We are here to make an impact. We want that our solutions will help the users. The most important thing you need to keep in mind when you design something is to think how you can help the user to get the best result.

It is a common myth that designers who work more hours will get better results. That is not true. It’s easy to work a lot of hours and make many screens, but if you don’t understand the user needs and his/her problems you will not be able to make an impact.

Perform user research to understand the users problems. You should interview users and take a look at analytics data. Once you’re done with the design process, test it as much as you can and then deliver it to development. That will help you be more confident about the impact of your design.

If you work for a company that uses KPIs to measure success, that’s great! You should first figure out what the KPIs are so you will know what is success for the company.
In each design you do, convince your team to set a clear KPI to measure success. If you do so, you will be able to measure the impact you make on the product.

9. Be precise


When you work within a team, you must be precise. Each error will affect both the team members and the user.

Being precise means:

  • Every message you send in Slack should explain exactly what you want.
  • Meetings should have a clear goal.
  • Improve your product design process.
  • You should review documents twice for errors.
  • Design decisions need to be documented.
  • If you open a bug ticket, explain it very well so the developer will not have to ask many questions to understand the issue.
  • You should check the hand-off several times before delivering it to ensure that the flow is correct, no edge cases are open, all the screens are built with components and the microcopy is free from misspellings.

By working precisely, both you and your teammates will work less, and they will have more trust in you because you will deliver the information without any problems.

10. Build trust

People need to trust you to work well together. Working with someone we trust makes us work less because we are confident.

Trust for me is built on two things. One is to work precisely. As I explained in principle 9.

The second thing is transparency. If you need more time, say it. If you don’t understand something, say it. If you don’t know something, say it. In other words, be honest and don’t hide important information.

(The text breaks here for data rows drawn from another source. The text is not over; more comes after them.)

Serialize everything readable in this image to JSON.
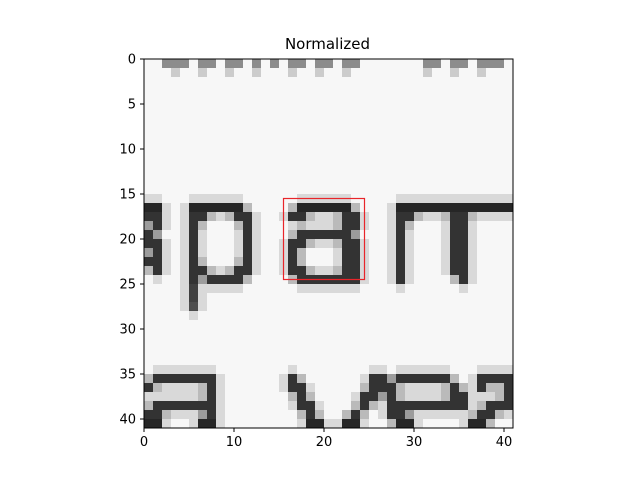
{
  "chart_data": {
    "type": "heatmap",
    "title": "Normalized",
    "xlabel": "",
    "ylabel": "",
    "colormap": "gray",
    "x_range": [
      0,
      40
    ],
    "y_range": [
      0,
      40
    ],
    "origin": "upper",
    "x_ticks": [
      0,
      10,
      20,
      30,
      40
    ],
    "x_tick_labels": [
      "0",
      "10",
      "20",
      "30",
      "40"
    ],
    "y_ticks": [
      0,
      5,
      10,
      15,
      20,
      25,
      30,
      35,
      40
    ],
    "y_tick_labels": [
      "0",
      "5",
      "10",
      "15",
      "20",
      "25",
      "30",
      "35",
      "40"
    ],
    "grid": false,
    "highlight_box": {
      "x0": 15,
      "y0": 15,
      "x1": 24,
      "y1": 24,
      "color": "#e8252a"
    },
    "image_size": [
      41,
      41
    ],
    "background_value": 0.97,
    "dark_strokes": [
      {
        "row": 0,
        "cols": [
          2,
          3,
          4,
          6,
          7,
          9,
          10,
          12,
          14,
          16,
          17,
          19,
          20,
          22,
          23,
          31,
          32,
          34,
          35,
          37,
          38,
          39
        ],
        "value": 0.55
      },
      {
        "row": 1,
        "cols": [
          3,
          6,
          9,
          12,
          16,
          19,
          22,
          31,
          34,
          37
        ],
        "value": 0.8
      },
      {
        "row": 16,
        "cols": [
          0,
          1,
          5,
          6,
          7,
          8,
          9,
          10,
          17,
          18,
          19,
          20,
          21,
          22,
          28,
          29,
          30,
          31,
          32,
          33,
          34,
          35,
          36,
          37,
          38,
          39,
          40
        ],
        "value": 0.15
      },
      {
        "row": 17,
        "cols": [
          0,
          1,
          5,
          6,
          10,
          11,
          16,
          17,
          22,
          23,
          28,
          29,
          34,
          35
        ],
        "value": 0.2
      },
      {
        "row": 18,
        "cols": [
          1,
          5,
          11,
          22,
          23,
          28,
          34,
          35
        ],
        "value": 0.2
      },
      {
        "row": 19,
        "cols": [
          0,
          5,
          11,
          17,
          18,
          19,
          20,
          21,
          22,
          28,
          34,
          35
        ],
        "value": 0.2
      },
      {
        "row": 20,
        "cols": [
          0,
          1,
          5,
          11,
          16,
          17,
          22,
          23,
          28,
          34,
          35
        ],
        "value": 0.2
      },
      {
        "row": 21,
        "cols": [
          1,
          5,
          11,
          16,
          22,
          23,
          28,
          34,
          35
        ],
        "value": 0.2
      },
      {
        "row": 22,
        "cols": [
          0,
          1,
          5,
          11,
          16,
          22,
          23,
          28,
          34,
          35
        ],
        "value": 0.2
      },
      {
        "row": 23,
        "cols": [
          1,
          5,
          6,
          10,
          11,
          16,
          17,
          22,
          23,
          28,
          34,
          35
        ],
        "value": 0.2
      },
      {
        "row": 24,
        "cols": [
          5,
          7,
          8,
          9,
          10,
          17,
          18,
          19,
          20,
          21,
          22,
          23,
          28,
          35
        ],
        "value": 0.2
      },
      {
        "row": 25,
        "cols": [
          5
        ],
        "value": 0.25
      },
      {
        "row": 26,
        "cols": [
          5
        ],
        "value": 0.25
      },
      {
        "row": 27,
        "cols": [
          5
        ],
        "value": 0.3
      },
      {
        "row": 35,
        "cols": [
          1,
          2,
          3,
          4,
          5,
          6,
          7,
          16,
          25,
          26,
          28,
          29,
          30,
          31,
          32,
          33,
          37,
          38,
          39,
          40
        ],
        "value": 0.2
      },
      {
        "row": 36,
        "cols": [
          0,
          7,
          16,
          17,
          25,
          26,
          27,
          34,
          37,
          40
        ],
        "value": 0.2
      },
      {
        "row": 37,
        "cols": [
          7,
          17,
          24,
          25,
          27,
          34,
          35,
          40
        ],
        "value": 0.2
      },
      {
        "row": 38,
        "cols": [
          1,
          2,
          3,
          4,
          5,
          6,
          7,
          17,
          18,
          24,
          27,
          28,
          29,
          30,
          31,
          32,
          33,
          34,
          35,
          38,
          39,
          40
        ],
        "value": 0.2
      },
      {
        "row": 39,
        "cols": [
          0,
          1,
          7,
          18,
          23,
          27,
          28,
          37,
          38
        ],
        "value": 0.2
      },
      {
        "row": 40,
        "cols": [
          0,
          1,
          6,
          7,
          18,
          19,
          22,
          23,
          28,
          29,
          36,
          37
        ],
        "value": 0.15
      }
    ]
  }
}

Apart from that, admit your mistakes. I have heard people say, “We made a mistake”. However, sometimes it is not WE, it is YOU. So if you made a mistake, for example, you didn’t do a good design handoff, just say, it’s my fault. It will show people that you understand responsibility.

11. know your product

You need to know your product before you can design a solution for it. You can’t just talk to users and focus on the part of the product you are responsible for. As a product designer, you need to know your product well and learn how the whole system works.

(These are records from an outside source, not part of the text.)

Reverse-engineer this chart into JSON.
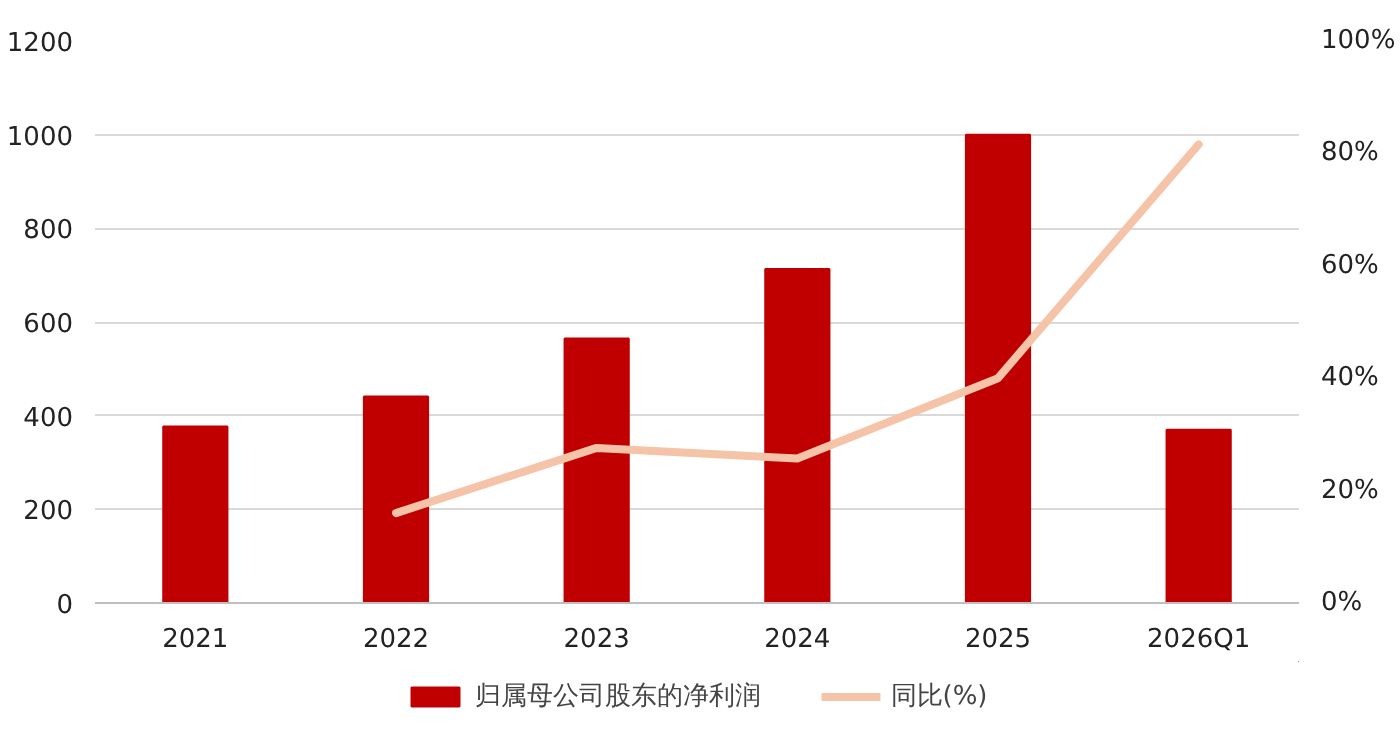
{
  "chart_data": {
    "type": "bar",
    "categories": [
      "2021",
      "2022",
      "2023",
      "2024",
      "2025",
      "2026Q1"
    ],
    "series": [
      {
        "name": "归属母公司股东的净利润",
        "color": "#c00000",
        "values": [
          377,
          441,
          565,
          713,
          1000,
          370
        ]
      },
      {
        "name": "同比(%)",
        "type": "line",
        "axis": "y2",
        "color": "#f5c3a8",
        "values": [
          null,
          16,
          27.6,
          25.7,
          40,
          81.6
        ]
      }
    ],
    "ylim": [
      0,
      1200
    ],
    "yticks": [
      0,
      200,
      400,
      600,
      800,
      1000,
      1200
    ],
    "y2lim": [
      0,
      100
    ],
    "y2ticks": [
      {
        "value": 0,
        "label": "0%"
      },
      {
        "value": 20,
        "label": "20%"
      },
      {
        "value": 40,
        "label": "40%"
      },
      {
        "value": 60,
        "label": "60%"
      },
      {
        "value": 80,
        "label": "80%"
      },
      {
        "value": 100,
        "label": "100%"
      }
    ],
    "grid": "y",
    "legend": "bottom",
    "marker": "none",
    "line_style": "solid"
  }
}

Let’s take a marketplace as an example. Imagine you’re in charge of the buyers side. You can’t design it 360 degrees if you don’t understand how the seller side works. In the end, the buyer and seller have to communicate. Then you want to know how the seller gets the info from the buyer. How do you design a solution when you know half of the process?

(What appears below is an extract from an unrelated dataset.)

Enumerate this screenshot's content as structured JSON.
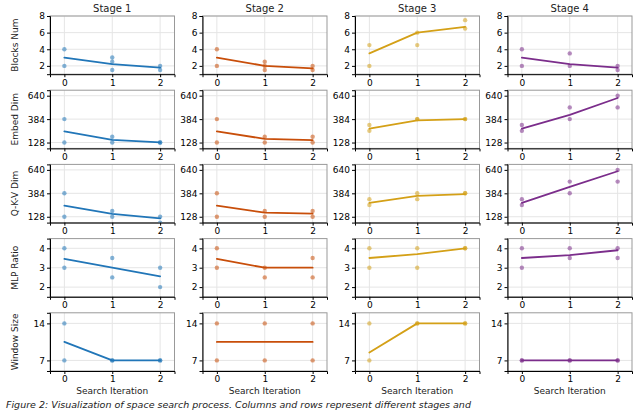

It’s always okay to ask for permission to use the product in an internal environment if you need to study it. Furthermore, ask the product managers or customer success people to sit down with you and explain to you how the product works so you understand it better.

12. Help your users

Last, but definitely not least, the users. It is your job to represent users and solve their problems.

Knowing the users is key, and there are a bunch of ways to do it. Interview them, survey them, talk to the customer support people or ask the sales people about them.

Secondly, you need to design the right kind of solution for them, so you need to understand their issues so you can prioritize what’s most important. It also means sitting at the table with the other stakeholders and negotiating on behalf of users.

Another thing is to perform a design QA to make sure the developers implemented the solution just as you designed it. By doing this, you will make sure the design handoff process is correct, and there will not be any design bugs or gaps between the design and the development.